PIPELINE CROSSING FAULT LINE
PIPELINE CROSSING FAULT LINE
(OP)
I need some guidence on how to cope with the movement in a pipeline which transverses a fault line. We were given the movement as approximately 1 inch per year. References and personal experience will be appreciated.





RE: PIPELINE CROSSING FAULT LINE
I believe there have been numerous test and/or perhaps other installations of ductile iron piping across known fault lines over many years, and I suspect most crossings at least in recent years have employed at least some special provisions by the designers. I am not aware of any specific results of any such installations (other than I have not heard of any problems where provisions such as multiple ball joints in the area etc., have been employed). For more/better information you might wish to contact the Ductile Iron Pipe Research Association (DIPRA / dipra.org). I suspect a very strong piping with some significant flexibility built into the design may be advantageous for minimal risk, and particularly in known fault areas.
RE: PIPELINE CROSSING FAULT LINE
While I don’t think noted in Mr. Nyman's lecture, at the time this was perhaps one of the greatest if not the greatest pipeline project in history, and perhaps most significantly as noted in multiple recent publications, "More than 14 billion barrels of oil have moved" through this pipeline. I think the carrier pipe for this project was produced in Japan and American Steel Pipe (a division of ACIPCO) furnished significant other piping material for some 78,000 (most if not all) of the VSM’s for this massive pipeline project.

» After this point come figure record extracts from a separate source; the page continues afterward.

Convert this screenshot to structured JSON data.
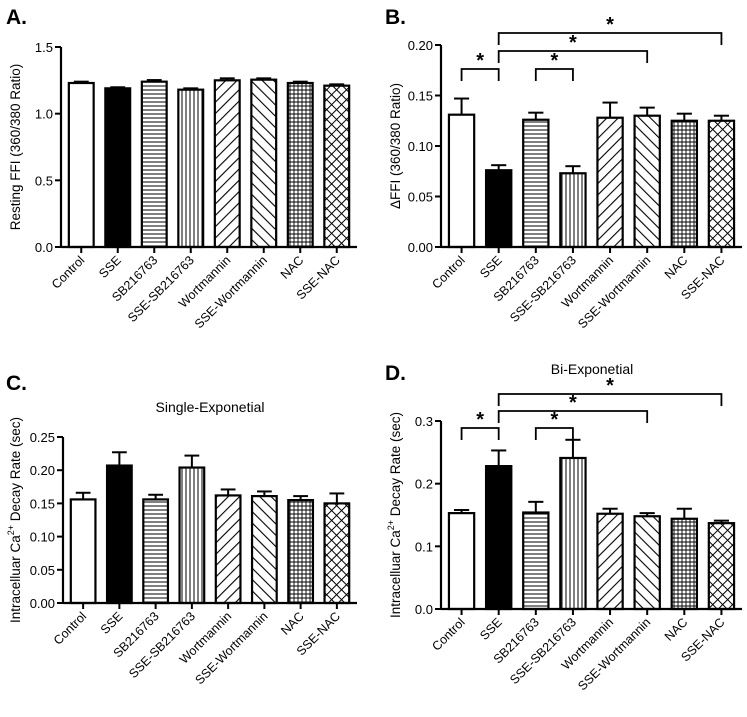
{
  "chart_data": [
    {
      "panel": "A.",
      "type": "bar",
      "title": "",
      "ylabel_parts": [
        {
          "text": "Resting FFI (360/380 Ratio)"
        }
      ],
      "ylim": [
        0,
        1.5
      ],
      "yticks": [
        "0.0",
        "0.5",
        "1.0",
        "1.5"
      ],
      "ytick_values": [
        0,
        0.5,
        1.0,
        1.5
      ],
      "categories": [
        "Control",
        "SSE",
        "SB216763",
        "SSE-SB216763",
        "Wortmannin",
        "SSE-Wortmannin",
        "NAC",
        "SSE-NAC"
      ],
      "values": [
        1.23,
        1.19,
        1.24,
        1.18,
        1.25,
        1.255,
        1.23,
        1.21
      ],
      "errors": [
        0.01,
        0.008,
        0.012,
        0.01,
        0.015,
        0.01,
        0.01,
        0.01
      ],
      "significance": []
    },
    {
      "panel": "B.",
      "type": "bar",
      "title": "",
      "ylabel_parts": [
        {
          "text": "ΔFFI (360/380 Ratio)"
        }
      ],
      "ylim": [
        0,
        0.2
      ],
      "yticks": [
        "0.00",
        "0.05",
        "0.10",
        "0.15",
        "0.20"
      ],
      "ytick_values": [
        0,
        0.05,
        0.1,
        0.15,
        0.2
      ],
      "categories": [
        "Control",
        "SSE",
        "SB216763",
        "SSE-SB216763",
        "Wortmannin",
        "SSE-Wortmannin",
        "NAC",
        "SSE-NAC"
      ],
      "values": [
        0.131,
        0.076,
        0.126,
        0.073,
        0.128,
        0.13,
        0.125,
        0.125
      ],
      "errors": [
        0.016,
        0.005,
        0.007,
        0.007,
        0.015,
        0.008,
        0.007,
        0.005
      ],
      "significance": [
        {
          "pair": [
            0,
            1
          ],
          "label": "*"
        },
        {
          "pair": [
            2,
            3
          ],
          "label": "*"
        },
        {
          "pair": [
            1,
            5
          ],
          "label": "*"
        },
        {
          "pair": [
            1,
            7
          ],
          "label": "*"
        }
      ]
    },
    {
      "panel": "C.",
      "type": "bar",
      "title": "Single-Exponetial",
      "ylabel_parts": [
        {
          "text": "Intracelluar Ca"
        },
        {
          "text": "2+",
          "sup": true
        },
        {
          "text": " Decay Rate (sec)"
        }
      ],
      "ylim": [
        0,
        0.25
      ],
      "yticks": [
        "0.00",
        "0.05",
        "0.10",
        "0.15",
        "0.20",
        "0.25"
      ],
      "ytick_values": [
        0,
        0.05,
        0.1,
        0.15,
        0.2,
        0.25
      ],
      "categories": [
        "Control",
        "SSE",
        "SB216763",
        "SSE-SB216763",
        "Wortmannin",
        "SSE-Wortmannin",
        "NAC",
        "SSE-NAC"
      ],
      "values": [
        0.156,
        0.207,
        0.156,
        0.204,
        0.162,
        0.161,
        0.155,
        0.15
      ],
      "errors": [
        0.01,
        0.02,
        0.007,
        0.018,
        0.009,
        0.007,
        0.006,
        0.015
      ],
      "significance": []
    },
    {
      "panel": "D.",
      "type": "bar",
      "title": "Bi-Exponetial",
      "ylabel_parts": [
        {
          "text": "Intracelluar Ca"
        },
        {
          "text": "2+",
          "sup": true
        },
        {
          "text": " Decay Rate (sec)"
        }
      ],
      "ylim": [
        0,
        0.3
      ],
      "yticks": [
        "0.0",
        "0.1",
        "0.2",
        "0.3"
      ],
      "ytick_values": [
        0,
        0.1,
        0.2,
        0.3
      ],
      "categories": [
        "Control",
        "SSE",
        "SB216763",
        "SSE-SB216763",
        "Wortmannin",
        "SSE-Wortmannin",
        "NAC",
        "SSE-NAC"
      ],
      "values": [
        0.153,
        0.228,
        0.154,
        0.241,
        0.152,
        0.148,
        0.144,
        0.137
      ],
      "errors": [
        0.005,
        0.025,
        0.017,
        0.029,
        0.008,
        0.005,
        0.016,
        0.004
      ],
      "significance": [
        {
          "pair": [
            0,
            1
          ],
          "label": "*"
        },
        {
          "pair": [
            2,
            3
          ],
          "label": "*"
        },
        {
          "pair": [
            1,
            5
          ],
          "label": "*"
        },
        {
          "pair": [
            1,
            7
          ],
          "label": "*"
        }
      ]
    }
  ],
  "bar_fills": [
    "white",
    "black",
    "horizontal-lines",
    "vertical-lines",
    "diagonal-forward",
    "diagonal-back",
    "grid",
    "crosshatch"
  ],
  "colors": {
    "ink": "#000000",
    "background": "#ffffff"
  }
}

I believe Mr. Nyman also mentioned in his presentation that some other contemporary fault crossings at least of some more recent buried energy pipelines are now being designed buried in special wide and rather shallow trapezoidal cross-section trenches, apparently with some special (uncompacted) backfill.
RE: PIPELINE CROSSING FAULT LINE
Was the 1" per year average rate of displacement based on a creeping fault or based on a 100 year average, where primary displacements occur at significant siesmic events. I previously worked for a gas utility that had numerous pipelines crossing numerous faults, including the San Andreas. Only conventional pipeline design was used in their construction. In significant seismic events, pipe near the epicenter was unearthed and invesigated for damage. In one case nearly two miles were unearthed and the pipe allowed to spring back (up to 5 feet)into place to remove lateral earth loadings.
It is noted that as of 1980 when I left that company, no electric arc welded pipe had ever failed during a quake, although numerous failures occurred in oxy-fuel gas welds due to their inherent brittle nature.